Monday, February 04, 2008

Oliver Kamm

I have been enjoying the blog of Oliver Kamm. Kamm is a true rationalist. Most of my readers will be aware that people who call themselves rationalists tend to be suffering from more delusions than most. They have simply substituted what they took to be one set of myths (usually religious) for another set (usually reductionist and political). Kamm is far more clear-eyed. In fact, the only illusion he allows himself is that he is a member of the political left. And yet his main literary activity is to puncture the bubbles that make up the worldview of certain members of mainstream left.

For some of this group, to call yourself leftwing requires that you hold to certain propositions. These include that America is to blame for most of the world’s problems, that the Soviet Union was a glorious experiment that went wrong and that the Palestinians are entirely innocent of the causes of their suffering. Economically, you must be anti-globalisation, against free trade, in favour of protectionism (which you call fair trade) and impatiently awaiting the collapse of capitalism. On the domestic front, you must hate Margaret Thatcher, laud the Trade Unions, believe that the Argentine battle cruiser, the Belgrano, represented no threat to the British fleet when it was sunk during the Falklands War and blame the Middle Classes for everything that is wrong with the British education system.

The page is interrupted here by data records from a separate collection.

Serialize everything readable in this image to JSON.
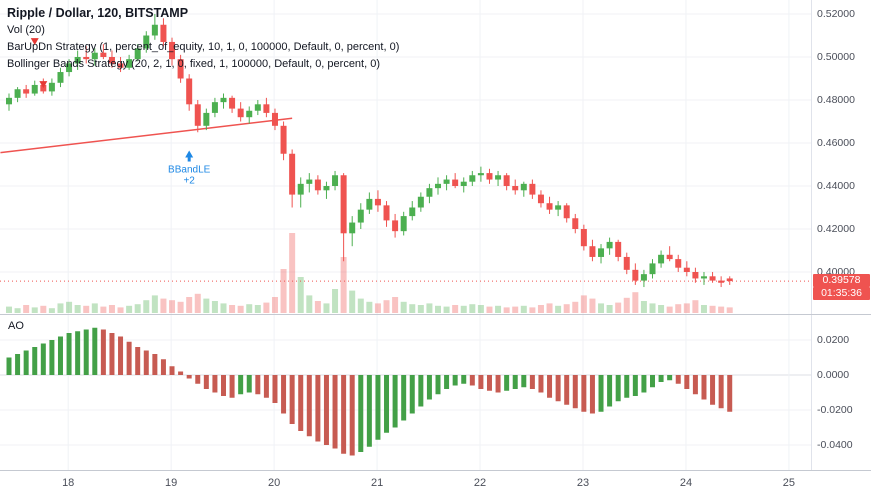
{
  "header": {
    "symbol_title": "Ripple / Dollar, 120, BITSTAMP",
    "indicators": [
      "Vol (20)",
      "BarUpDn Strategy (1, percent_of_equity, 10, 1, 0, 100000, Default, 0, percent, 0)",
      "Bollinger Bands Strategy (20, 2, 1, 0, fixed, 1, 100000, Default, 0, percent, 0)"
    ]
  },
  "price_axis": {
    "last_price_badge": "0.39578",
    "countdown_badge": "01:35:36"
  },
  "ao_pane": {
    "label": "AO"
  },
  "chart_data": {
    "type": "candlestick",
    "title": "Ripple / Dollar, 120, BITSTAMP",
    "symbol": "Ripple / Dollar",
    "interval_minutes": 120,
    "exchange": "BITSTAMP",
    "last_price": 0.39578,
    "price_range": [
      0.3805,
      0.5265
    ],
    "ao_range": [
      -0.0531,
      0.0343
    ],
    "grid": true,
    "layout": {
      "pane_width": 811,
      "x0": 9,
      "dx": 8.58,
      "main_height": 314,
      "vol_base": 313,
      "vol_scale": 0.8,
      "ao_top": 315,
      "ao_height": 155,
      "ao_zero": 60,
      "ao_scale": 1750
    },
    "scales": {
      "price": {
        "p1": 0.52,
        "y1": 14,
        "p2": 0.4,
        "y2": 272
      }
    },
    "price_ticks": [
      {
        "v": 0.52,
        "label": "0.52000"
      },
      {
        "v": 0.5,
        "label": "0.50000"
      },
      {
        "v": 0.48,
        "label": "0.48000"
      },
      {
        "v": 0.46,
        "label": "0.46000"
      },
      {
        "v": 0.44,
        "label": "0.44000"
      },
      {
        "v": 0.42,
        "label": "0.42000"
      },
      {
        "v": 0.4,
        "label": "0.40000"
      }
    ],
    "ao_ticks": [
      {
        "v": 0.02,
        "label": "0.0200"
      },
      {
        "v": 0.0,
        "label": "0.0000"
      },
      {
        "v": -0.02,
        "label": "-0.0200"
      },
      {
        "v": -0.04,
        "label": "-0.0400"
      }
    ],
    "x_ticks": [
      {
        "i": 6.9,
        "label": "18"
      },
      {
        "i": 18.9,
        "label": "19"
      },
      {
        "i": 30.9,
        "label": "20"
      },
      {
        "i": 42.9,
        "label": "21"
      },
      {
        "i": 54.9,
        "label": "22"
      },
      {
        "i": 66.9,
        "label": "23"
      },
      {
        "i": 78.9,
        "label": "24"
      },
      {
        "i": 90.9,
        "label": "25"
      }
    ],
    "candles": [
      [
        0.478,
        0.483,
        0.475,
        0.481
      ],
      [
        0.481,
        0.486,
        0.479,
        0.485
      ],
      [
        0.485,
        0.487,
        0.481,
        0.483
      ],
      [
        0.483,
        0.489,
        0.482,
        0.487
      ],
      [
        0.487,
        0.49,
        0.483,
        0.484
      ],
      [
        0.484,
        0.49,
        0.482,
        0.488
      ],
      [
        0.488,
        0.495,
        0.486,
        0.493
      ],
      [
        0.493,
        0.499,
        0.491,
        0.497
      ],
      [
        0.497,
        0.503,
        0.494,
        0.5
      ],
      [
        0.5,
        0.505,
        0.497,
        0.499
      ],
      [
        0.499,
        0.504,
        0.496,
        0.502
      ],
      [
        0.502,
        0.506,
        0.499,
        0.5
      ],
      [
        0.5,
        0.503,
        0.495,
        0.497
      ],
      [
        0.497,
        0.5,
        0.493,
        0.495
      ],
      [
        0.495,
        0.501,
        0.494,
        0.499
      ],
      [
        0.499,
        0.506,
        0.498,
        0.504
      ],
      [
        0.504,
        0.512,
        0.502,
        0.51
      ],
      [
        0.51,
        0.52,
        0.508,
        0.515
      ],
      [
        0.515,
        0.518,
        0.505,
        0.507
      ],
      [
        0.507,
        0.509,
        0.496,
        0.499
      ],
      [
        0.499,
        0.501,
        0.488,
        0.49
      ],
      [
        0.49,
        0.492,
        0.475,
        0.478
      ],
      [
        0.478,
        0.48,
        0.465,
        0.468
      ],
      [
        0.468,
        0.476,
        0.466,
        0.474
      ],
      [
        0.474,
        0.481,
        0.472,
        0.479
      ],
      [
        0.479,
        0.483,
        0.476,
        0.481
      ],
      [
        0.481,
        0.482,
        0.474,
        0.476
      ],
      [
        0.476,
        0.479,
        0.47,
        0.472
      ],
      [
        0.472,
        0.477,
        0.469,
        0.475
      ],
      [
        0.475,
        0.48,
        0.473,
        0.478
      ],
      [
        0.478,
        0.481,
        0.472,
        0.474
      ],
      [
        0.474,
        0.476,
        0.466,
        0.468
      ],
      [
        0.468,
        0.47,
        0.452,
        0.455
      ],
      [
        0.455,
        0.457,
        0.43,
        0.436
      ],
      [
        0.436,
        0.444,
        0.43,
        0.441
      ],
      [
        0.441,
        0.446,
        0.437,
        0.443
      ],
      [
        0.443,
        0.445,
        0.436,
        0.438
      ],
      [
        0.438,
        0.442,
        0.434,
        0.44
      ],
      [
        0.44,
        0.447,
        0.438,
        0.445
      ],
      [
        0.445,
        0.446,
        0.405,
        0.418
      ],
      [
        0.418,
        0.426,
        0.412,
        0.423
      ],
      [
        0.423,
        0.432,
        0.42,
        0.429
      ],
      [
        0.429,
        0.437,
        0.427,
        0.434
      ],
      [
        0.434,
        0.438,
        0.428,
        0.431
      ],
      [
        0.431,
        0.433,
        0.421,
        0.424
      ],
      [
        0.424,
        0.427,
        0.416,
        0.419
      ],
      [
        0.419,
        0.428,
        0.417,
        0.426
      ],
      [
        0.426,
        0.433,
        0.424,
        0.43
      ],
      [
        0.43,
        0.437,
        0.428,
        0.435
      ],
      [
        0.435,
        0.441,
        0.432,
        0.439
      ],
      [
        0.439,
        0.444,
        0.436,
        0.441
      ],
      [
        0.441,
        0.445,
        0.438,
        0.443
      ],
      [
        0.443,
        0.446,
        0.439,
        0.44
      ],
      [
        0.44,
        0.444,
        0.437,
        0.442
      ],
      [
        0.442,
        0.447,
        0.44,
        0.445
      ],
      [
        0.445,
        0.449,
        0.442,
        0.446
      ],
      [
        0.446,
        0.448,
        0.441,
        0.443
      ],
      [
        0.443,
        0.447,
        0.44,
        0.445
      ],
      [
        0.445,
        0.446,
        0.438,
        0.44
      ],
      [
        0.44,
        0.443,
        0.436,
        0.438
      ],
      [
        0.438,
        0.442,
        0.435,
        0.441
      ],
      [
        0.441,
        0.443,
        0.434,
        0.436
      ],
      [
        0.436,
        0.438,
        0.43,
        0.432
      ],
      [
        0.432,
        0.435,
        0.427,
        0.429
      ],
      [
        0.429,
        0.433,
        0.426,
        0.431
      ],
      [
        0.431,
        0.432,
        0.423,
        0.425
      ],
      [
        0.425,
        0.427,
        0.418,
        0.42
      ],
      [
        0.42,
        0.422,
        0.41,
        0.412
      ],
      [
        0.412,
        0.415,
        0.405,
        0.407
      ],
      [
        0.407,
        0.413,
        0.404,
        0.411
      ],
      [
        0.411,
        0.416,
        0.408,
        0.414
      ],
      [
        0.414,
        0.415,
        0.405,
        0.407
      ],
      [
        0.407,
        0.409,
        0.399,
        0.401
      ],
      [
        0.401,
        0.404,
        0.394,
        0.396
      ],
      [
        0.396,
        0.401,
        0.393,
        0.399
      ],
      [
        0.399,
        0.406,
        0.397,
        0.404
      ],
      [
        0.404,
        0.41,
        0.402,
        0.408
      ],
      [
        0.408,
        0.412,
        0.405,
        0.406
      ],
      [
        0.406,
        0.408,
        0.4,
        0.402
      ],
      [
        0.402,
        0.405,
        0.398,
        0.4
      ],
      [
        0.4,
        0.402,
        0.395,
        0.397
      ],
      [
        0.397,
        0.4,
        0.394,
        0.398
      ],
      [
        0.398,
        0.4,
        0.395,
        0.396
      ],
      [
        0.396,
        0.398,
        0.393,
        0.395
      ],
      [
        0.397,
        0.398,
        0.394,
        0.39578
      ]
    ],
    "volume": [
      8,
      6,
      10,
      7,
      9,
      6,
      12,
      14,
      10,
      9,
      12,
      8,
      10,
      7,
      9,
      11,
      16,
      22,
      18,
      16,
      14,
      20,
      24,
      18,
      15,
      12,
      10,
      9,
      11,
      10,
      13,
      20,
      55,
      100,
      45,
      22,
      15,
      12,
      30,
      70,
      28,
      18,
      14,
      12,
      16,
      20,
      14,
      11,
      10,
      12,
      9,
      8,
      10,
      9,
      11,
      10,
      8,
      9,
      7,
      8,
      9,
      7,
      10,
      12,
      9,
      11,
      14,
      22,
      18,
      12,
      10,
      13,
      19,
      26,
      15,
      12,
      10,
      8,
      11,
      12,
      16,
      10,
      9,
      8,
      7
    ],
    "ao": [
      0.01,
      0.012,
      0.014,
      0.016,
      0.018,
      0.02,
      0.022,
      0.024,
      0.025,
      0.026,
      0.027,
      0.026,
      0.024,
      0.022,
      0.019,
      0.016,
      0.014,
      0.012,
      0.009,
      0.005,
      0.002,
      -0.002,
      -0.005,
      -0.008,
      -0.01,
      -0.012,
      -0.013,
      -0.011,
      -0.01,
      -0.011,
      -0.013,
      -0.016,
      -0.022,
      -0.028,
      -0.032,
      -0.035,
      -0.038,
      -0.04,
      -0.042,
      -0.045,
      -0.046,
      -0.044,
      -0.041,
      -0.037,
      -0.033,
      -0.03,
      -0.026,
      -0.022,
      -0.018,
      -0.014,
      -0.011,
      -0.008,
      -0.006,
      -0.005,
      -0.006,
      -0.008,
      -0.009,
      -0.01,
      -0.009,
      -0.008,
      -0.007,
      -0.008,
      -0.01,
      -0.013,
      -0.015,
      -0.017,
      -0.019,
      -0.021,
      -0.022,
      -0.021,
      -0.018,
      -0.015,
      -0.013,
      -0.012,
      -0.01,
      -0.007,
      -0.004,
      -0.003,
      -0.005,
      -0.008,
      -0.011,
      -0.014,
      -0.017,
      -0.019,
      -0.021
    ],
    "annotations": {
      "trendline": {
        "i1": -1,
        "p1": 0.4555,
        "i2": 33,
        "p2": 0.4715
      },
      "sell_markers": [
        {
          "i": 3,
          "p": 0.5055
        },
        {
          "i": 4,
          "p": 0.4855
        }
      ],
      "bband_marker": {
        "i": 21,
        "p": 0.4565,
        "label": "BBandLE",
        "sublabel": "+2"
      }
    },
    "colors": {
      "up": "#4caf50",
      "down": "#ef5350",
      "vol_up": "rgba(76,175,80,0.35)",
      "vol_down": "rgba(239,83,80,0.35)",
      "ao_up": "#43a047",
      "ao_down": "#c75b52",
      "trendline": "#ef5350",
      "last_price_line": "#ef5350",
      "badge_bg": "#ef5350",
      "marker_sell": "#e53935",
      "bband_label": "#1e88e5",
      "grid": "#f0f2f6",
      "ao_zero_line": "#dcdfe5",
      "axis_text": "#4a4e59",
      "pane_border": "#c5c9d1"
    }
  }
}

As far as I can gather, Kamm does not subscribe to any of these propositions. Nor, I should hasten to add, do many people in the Labour Government, which could be described as social democratic but never as socialist. The Labour Party’s activist base, on the other hand, is well to the left of the leadership.

So Kamm is a liberal who delights in destroying the myths of the left (and occasionally the far right too, although he restricts himself to holocaust denial debunking in this respect). Anyone who enjoys forensic prose coupled with high intelligence laced with a Tabasco of arrogance will find his blog well worth perusing. He is especially strong on the continuing legends of the Cold War, especially those that seek to show a moral equivalence between the democratic United States and the tyranny of the Soviet Union.

Like many other signatories of the Euston Manifesto, on one subject he is quite misguided. As an atheist, he occasionally feels a need to be rude about religion. This has also led him to praise the recent books by Richard Dawkins and Christopher Hitchens. I can only assume that this is one area of study where he is not as well briefed as he is in modern history and contemporary politics. Consequently, he is unable to distinguish between useful scholarship on the subject and the rhetoric that he despises in other areas. Not that he would convert; but he should be aware that the history and science of religious belief bears little resemblance to Hitchens’ and Dawkins’ caricature. Sadly, I don’t think he would consider brushing up on theological questions would be a valuable use of his time and so this flaw in his thinking is likely to be maintained.